By combining new strategies, practices and tools, companies can solve data integration problems in the Internet of Things. They should design a scalable IoT integration system and embed it in their IoT adoption plan. Here are several ways companies can overcome the challenges of IoT data integration:
▲Have a clear IoT data integration strategy
As mentioned earlier, companies should develop strategies for IoT data integration before embarking on their IoT journey. For this, they must understand the scope, impact, anticipated challenges and opportunities, and potential solutions of their IoT projects. Anticipating challenges in the early stages and preparing for data integration challenges will prevent the creation of data silos that may lead to missed opportunities for numbers in the future.
Setting goals and consistent strategies for IoT projects will enable companies to integrate data into the core IoT architecture. A data integration strategy helps to formulate consistent steps, such as the development of communication requirements, that is, the communication mode required between different devices and components of an IoT network. It also helps to determine the need for edge computing in different parts of the IoT environment.

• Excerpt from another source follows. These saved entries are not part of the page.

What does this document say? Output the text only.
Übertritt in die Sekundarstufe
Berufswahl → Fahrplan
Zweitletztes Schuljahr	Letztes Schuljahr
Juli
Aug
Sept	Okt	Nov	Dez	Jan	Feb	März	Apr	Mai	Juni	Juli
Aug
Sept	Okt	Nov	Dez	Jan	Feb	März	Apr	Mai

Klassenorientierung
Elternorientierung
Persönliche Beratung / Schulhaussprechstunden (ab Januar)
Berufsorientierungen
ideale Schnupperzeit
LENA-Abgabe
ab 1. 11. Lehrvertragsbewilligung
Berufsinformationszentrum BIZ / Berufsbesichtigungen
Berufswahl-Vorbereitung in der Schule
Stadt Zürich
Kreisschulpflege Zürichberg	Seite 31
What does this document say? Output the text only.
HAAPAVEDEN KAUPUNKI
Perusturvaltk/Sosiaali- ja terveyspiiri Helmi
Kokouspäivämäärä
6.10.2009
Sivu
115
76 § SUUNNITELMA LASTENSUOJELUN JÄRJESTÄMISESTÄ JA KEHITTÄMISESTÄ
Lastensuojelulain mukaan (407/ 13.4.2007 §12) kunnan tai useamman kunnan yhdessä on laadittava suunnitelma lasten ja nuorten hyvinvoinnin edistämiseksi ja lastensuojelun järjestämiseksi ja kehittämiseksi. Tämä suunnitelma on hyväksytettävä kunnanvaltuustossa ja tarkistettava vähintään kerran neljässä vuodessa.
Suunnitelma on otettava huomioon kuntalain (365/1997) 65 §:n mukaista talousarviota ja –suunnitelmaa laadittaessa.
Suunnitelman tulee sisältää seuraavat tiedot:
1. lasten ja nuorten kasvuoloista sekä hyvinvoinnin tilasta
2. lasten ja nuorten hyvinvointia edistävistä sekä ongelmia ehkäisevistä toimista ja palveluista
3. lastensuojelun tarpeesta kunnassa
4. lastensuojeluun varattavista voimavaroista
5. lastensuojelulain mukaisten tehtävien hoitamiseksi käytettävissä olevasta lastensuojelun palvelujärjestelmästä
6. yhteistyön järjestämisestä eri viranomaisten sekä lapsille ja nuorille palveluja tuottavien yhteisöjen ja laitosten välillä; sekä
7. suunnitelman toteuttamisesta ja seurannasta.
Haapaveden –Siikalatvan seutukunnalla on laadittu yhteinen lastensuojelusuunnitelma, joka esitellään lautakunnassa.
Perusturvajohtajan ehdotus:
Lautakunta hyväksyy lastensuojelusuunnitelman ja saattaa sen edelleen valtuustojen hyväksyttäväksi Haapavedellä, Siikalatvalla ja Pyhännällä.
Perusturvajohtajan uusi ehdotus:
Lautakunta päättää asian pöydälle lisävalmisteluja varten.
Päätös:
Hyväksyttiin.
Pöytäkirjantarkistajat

This ensures that the central data warehouse will not be overwhelmed by unnecessary data that has little or no strategic utility.

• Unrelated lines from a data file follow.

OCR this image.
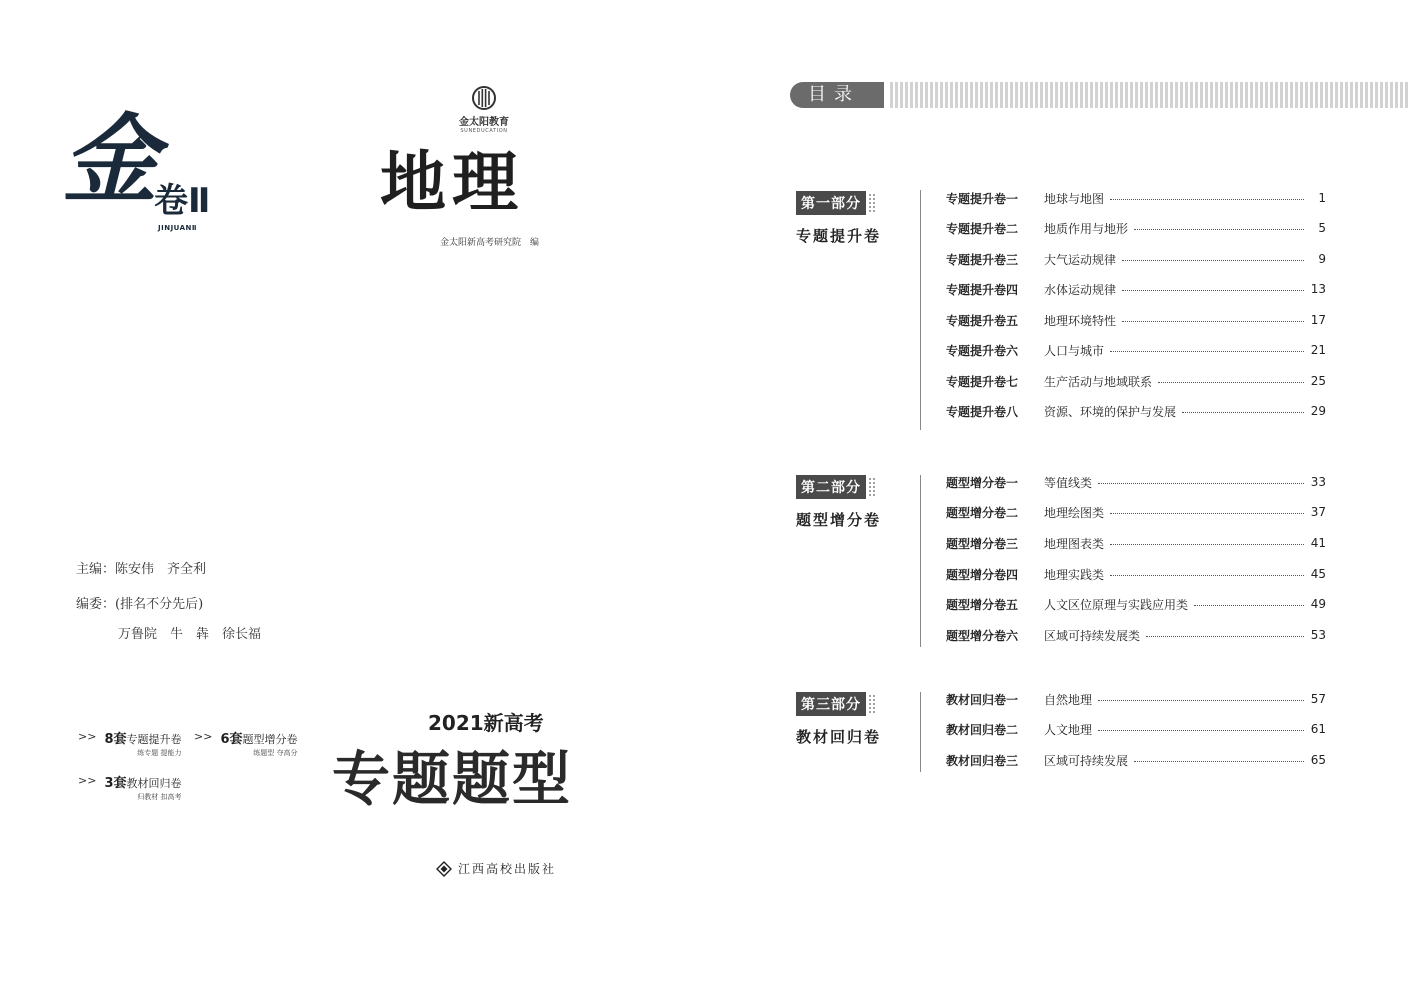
金 卷Ⅱ
JINJUANⅡ
金太阳教育
SUNEDUCATION
地理
金太阳新高考研究院　编
主编：陈安伟　齐全利
编委：(排名不分先后)
万鲁院　牛　犇　徐长福
>> 8套 专题提升卷
练专题 提能力
>> 6套 题型增分卷
练题型 夺高分
>> 3套 教材回归卷
归教材 扣高考
2021新高考
专题题型
江西高校出版社
目录
第一部分
专题提升卷
专题提升卷一	地球与地图	1
专题提升卷二	地质作用与地形	5
专题提升卷三	大气运动规律	9
专题提升卷四	水体运动规律	13
专题提升卷五	地理环境特性	17
专题提升卷六	人口与城市	21
专题提升卷七	生产活动与地域联系	25
专题提升卷八	资源、环境的保护与发展	29
第二部分
题型增分卷
题型增分卷一	等值线类	33
题型增分卷二	地理绘图类	37
题型增分卷三	地理图表类	41
题型增分卷四	地理实践类	45
题型增分卷五	人文区位原理与实践应用类	49
题型增分卷六	区域可持续发展类	53
第三部分
教材回归卷
教材回归卷一	自然地理	57
教材回归卷二	人文地理	61
教材回归卷三	区域可持续发展	65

▲Using API for IoT communication
The Internet of Things network is mainly composed of smart devices that need to communicate with each other. Using an application programming interface (API) is the simplest but most effective solution for device-to-device communication and the integration of the entire network and data. When data is transmitted from the edge to the data center, the use of application programming interfaces and other widely compatible middleware can help identify any differences in data quality. Enterprises should use API as the main tool for IoT data integration.
▲Using an integrated platform
Enterprises can use the cloud platform to unify the operation of the entire network on one platform. There are many platform as a service (PaaS) vendors that provide solutions for large-scale IoT implementations. Companies can also benefit from the emerging service segment of the integration platform, a service that specializes in large-scale integration. Companies seeking to use IoT data should not ignore the importance of data integration in the IoT.
This is because although the automation, visibility, and control provided by the Internet of Things technology can undoubtedly improve business operations in the short term, real gaining a competitive advantage means using the data sets generated by the Internet of Things to create real influence.